I don’t know what the next thing will be that I’ll truly celebrate. I’m too cynical, realistic, aware and cautious to embrace anything on that level. Does that mean that I’m missing out on life? It is possible. But a birthday, a graduation, a wedding, a promotion, a raise, these are all just natural progressions in our culture. These are things we’re supposed to do. If we’re supposed to do them, why do we feel the need to reward the moment? I think celebrations shouldn’t be artificially constructed, premeditated or so ubiquitous that everyone experiences them in some form. They should be ephemeral and objects of surprise and wonder.
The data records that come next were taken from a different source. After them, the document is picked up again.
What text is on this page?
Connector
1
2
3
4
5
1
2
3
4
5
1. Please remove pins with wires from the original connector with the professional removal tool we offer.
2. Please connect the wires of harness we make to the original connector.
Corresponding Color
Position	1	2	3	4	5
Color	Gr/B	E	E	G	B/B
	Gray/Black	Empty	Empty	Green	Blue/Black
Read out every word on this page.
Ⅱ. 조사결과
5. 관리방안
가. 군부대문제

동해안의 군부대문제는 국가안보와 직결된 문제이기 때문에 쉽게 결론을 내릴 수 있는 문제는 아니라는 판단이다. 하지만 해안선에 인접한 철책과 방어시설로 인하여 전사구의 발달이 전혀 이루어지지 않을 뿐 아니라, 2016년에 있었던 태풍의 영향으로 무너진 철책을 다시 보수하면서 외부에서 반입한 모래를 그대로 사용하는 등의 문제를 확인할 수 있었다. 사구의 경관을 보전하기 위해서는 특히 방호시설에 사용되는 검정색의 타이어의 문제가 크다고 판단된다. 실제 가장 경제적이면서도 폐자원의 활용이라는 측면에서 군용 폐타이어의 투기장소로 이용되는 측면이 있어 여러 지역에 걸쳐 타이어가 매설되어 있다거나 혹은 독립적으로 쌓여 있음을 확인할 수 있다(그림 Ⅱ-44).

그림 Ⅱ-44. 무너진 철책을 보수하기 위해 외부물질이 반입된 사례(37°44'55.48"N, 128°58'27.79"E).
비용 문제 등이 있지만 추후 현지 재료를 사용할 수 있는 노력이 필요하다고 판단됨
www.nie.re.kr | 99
The sun setting on the beach? Celebrate that. Summiting the peak of one of Colorado’s 14ers? Celebrate that. Celebration is a feeling; it is a state, like happiness. Happiness isn’t prescribed and bottled (mush as our medicinal industry complex would have you believe otherwise), it doesn’t come with a formula. Celebration comes from a reaction to an experience that moves you because you couldn’t have imagined how special, and how fleeting, the moment was, is and will be.